Ebenfalls hadern die Lüssower teilweise mit den Qualitäten. Der durchschnittliche Ölgehalt beim Raps liegt mit 42,1 % 1–2 % unter dem Vorjahreswert. Das Hektolitergewicht der Gerste mit Schwankungen zwischen 58–62 kg/hl erreichte nur selten das Standardmaß von 62 kg/hl. Zudem mussten ca. 130 t Gerste, 300 t Raps und 270 t Weizen in der eigenen Anlage getrocknet werden. Und alles in allem koste Nerven und Geld, fasst Wencke Ladwig, stellvertretende Vorstandsvorsitzende, zusammen.
Agrofarm Lüssow: Neuer Anfang für Feld und Betrieb
Mit dem Ende des Mähdrusches und der Analyse der vorliegenden Daten richtet sich abgesehen von der noch ausstehenden Maisernte – sie steht unmittelbar bevor, weshalb die Silos aktuell vorbereitet werden – damit schon alles wieder Richtung neuen Vegetationszyklus.
Da sich der Anbauplan für das kommende Getreidejahr in den Kulturen und Umfängen kaum verändert, ist die Rapsaussaat bereits abgeschlossen.
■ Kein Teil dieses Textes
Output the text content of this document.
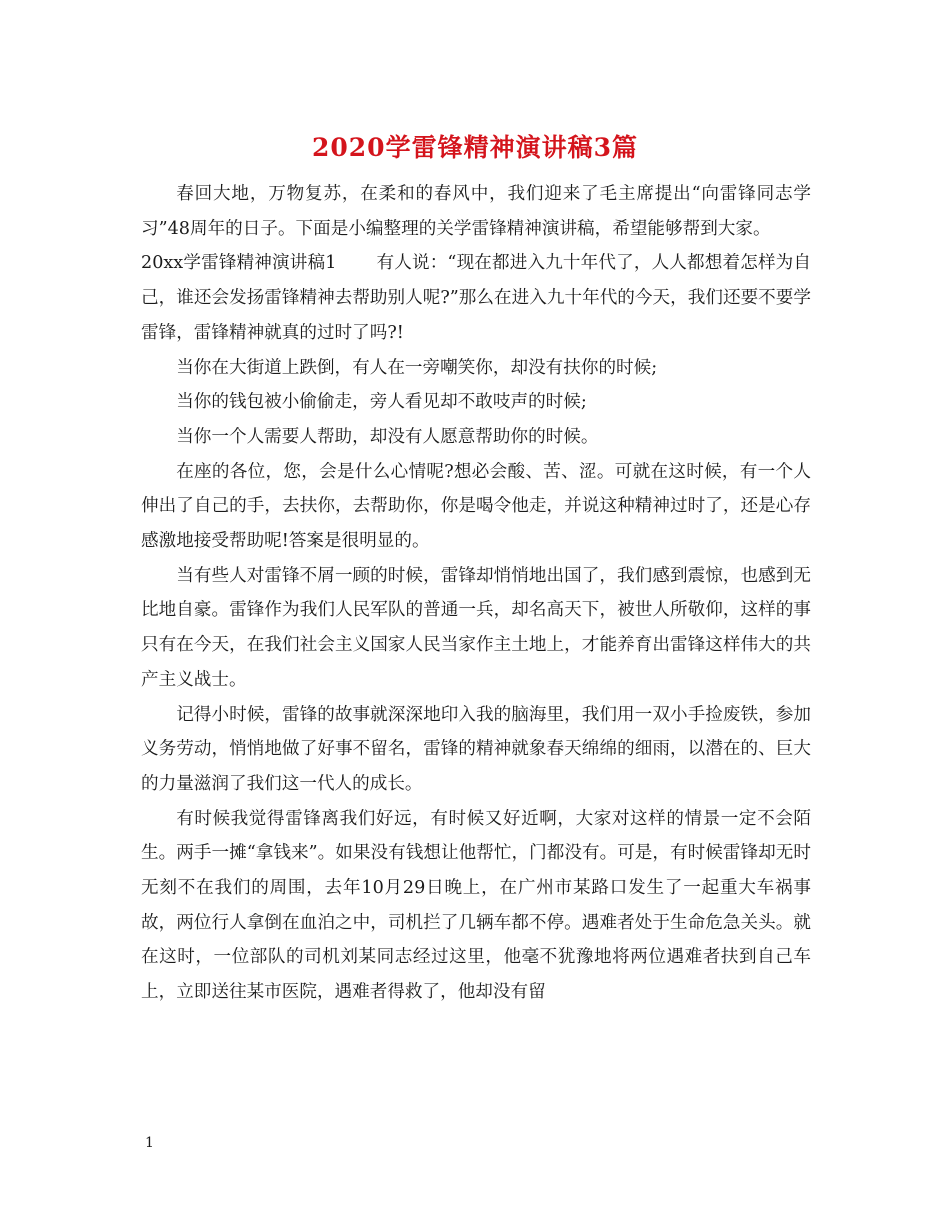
2020学雷锋精神演讲稿3篇

春回大地，万物复苏，在柔和的春风中，我们迎来了毛主席提出“向雷锋同志学习”48周年的日子。下面是小编整理的关学雷锋精神演讲稿，希望能够帮到大家。

20xx学雷锋精神演讲稿1 有人说：“现在都进入九十年代了，人人都想着怎样为自己，谁还会发扬雷锋精神去帮助别人呢?”那么在进入九十年代的今天，我们还要不要学雷锋，雷锋精神就真的过时了吗?!

当你在大街道上跌倒，有人在一旁嘲笑你，却没有扶你的时候;

当你的钱包被小偷偷走，旁人看见却不敢吱声的时候;

当你一个人需要人帮助，却没有人愿意帮助你的时候。

在座的各位，您，会是什么心情呢?想必会酸、苦、涩。可就在这时候，有一个人伸出了自己的手，去扶你，去帮助你，你是喝令他走，并说这种精神过时了，还是心存感激地接受帮助呢!答案是很明显的。

当有些人对雷锋不屑一顾的时候，雷锋却悄悄地出国了，我们感到震惊，也感到无比地自豪。雷锋作为我们人民军队的普通一兵，却名高天下，被世人所敬仰，这样的事只有在今天，在我们社会主义国家人民当家作主土地上，才能养育出雷锋这样伟大的共产主义战士。

记得小时候，雷锋的故事就深深地印入我的脑海里，我们用一双小手捡废铁，参加义务劳动，悄悄地做了好事不留名，雷锋的精神就象春天绵绵的细雨，以潜在的、巨大的力量滋润了我们这一代人的成长。

有时候我觉得雷锋离我们好远，有时候又好近啊，大家对这样的情景一定不会陌生。两手一摊“拿钱来”。如果没有钱想让他帮忙，门都没有。可是，有时候雷锋却无时无刻不在我们的周围，去年10月29日晚上，在广州市某路口发生了一起重大车祸事故，两位行人拿倒在血泊之中，司机拦了几辆车都不停。遇难者处于生命危急关头。就在这时，一位部队的司机刘某同志经过这里，他毫不犹豫地将两位遇难者扶到自己车上，立即送往某市医院，遇难者得救了，他却没有留

1
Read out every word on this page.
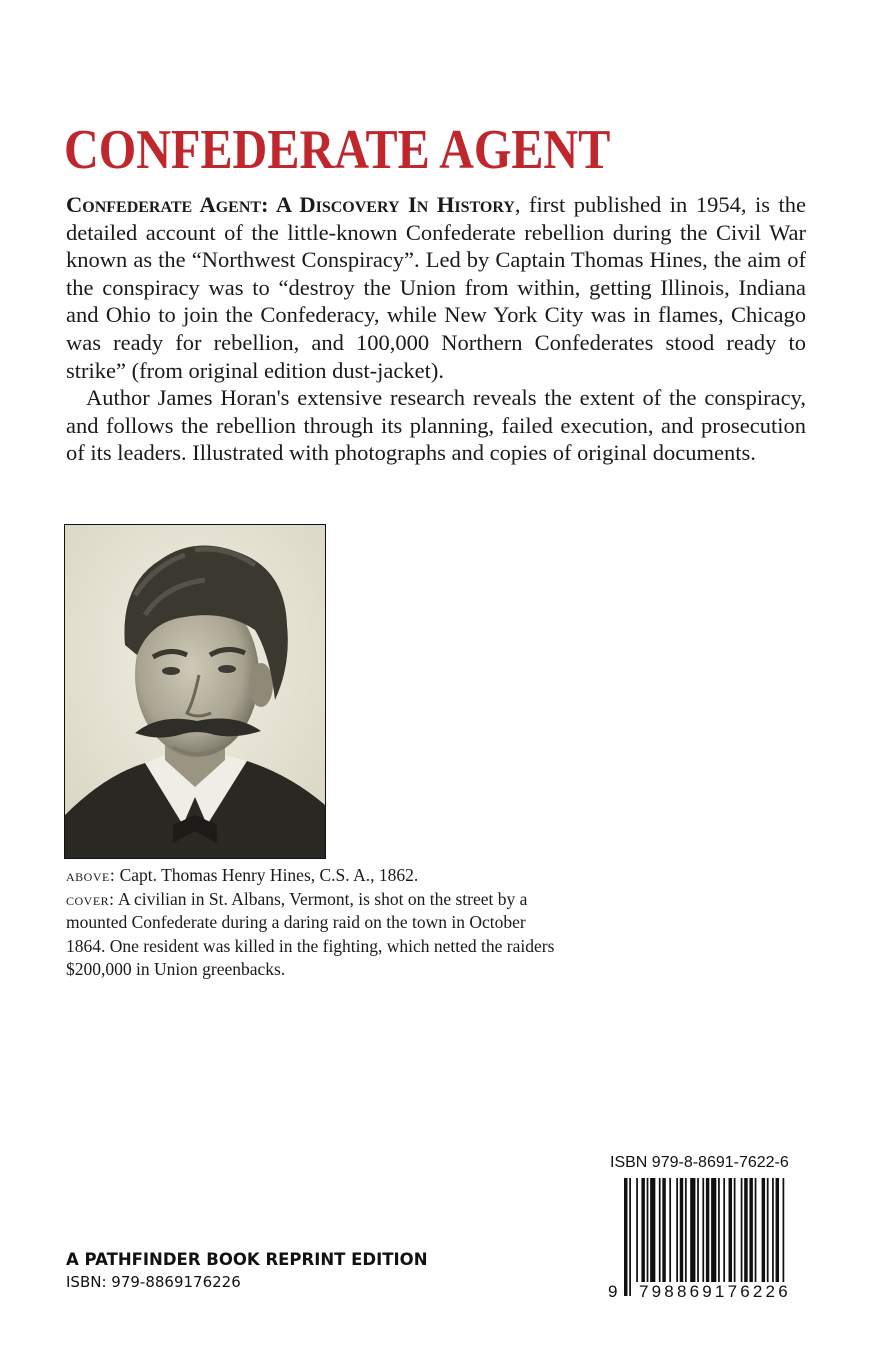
CONFEDERATE AGENT

Confederate Agent: A Discovery In History, first published in 1954, is the detailed account of the little-known Confederate rebellion during the Civil War known as the “Northwest Conspiracy”. Led by Captain Thomas Hines, the aim of the conspiracy was to “destroy the Union from within, getting Illinois, Indiana and Ohio to join the Confederacy, while New York City was in flames, Chicago was ready for rebellion, and 100,000 Northern Confederates stood ready to strike” (from original edition dust-jacket).

Author James Horan's extensive research reveals the extent of the conspiracy, and follows the rebellion through its planning, failed execution, and prosecution of its leaders. Illustrated with photographs and copies of original documents.

above: Capt. Thomas Henry Hines, C.S. A., 1862.

cover: A civilian in St. Albans, Vermont, is shot on the street by a mounted Confederate during a daring raid on the town in October 1864. One resident was killed in the fighting, which netted the raiders $200,000 in Union greenbacks.

A PATHFINDER BOOK REPRINT EDITION

ISBN: 979-8869176226

ISBN 979-8-8691-7622-6
9 798869176226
Rund 463 ha wurden vom 14.–21. August gedrillt und anschließend, wenn die Verhältnisse es zuließen, bereits mit einer Maßnahme aus Clomazone und Stomp Aqua in der Nacht behandelt. So wurden laut Loeck optimale Bedingungen für einen guten Vegetationsstart geschaffen.
Ob der Vorstandsvorsitzende und seine Kollegin Ladwig allerdings noch die Früchte der neuen Aussaat ernten werden, ist indes offen – ebenso ihre und die Zukunft des Betriebes, berichten beide schweren Herzens. Denn zeitgleich mit dem Neustart auf den Ackerflächen wurde auch ein Veränderungsprozess in der Gesellschafterstruktur der Agrofarm angestoßen, der frühestens zum Jahreswechsel vollzogen werde. So haben bereits potenzielle Investoren in den vergangenen Tagen und Wochen den Betrieb besichtigt. Bis zum 30. September haben sie nun Zeit, ein Kaufangebot abzugeben.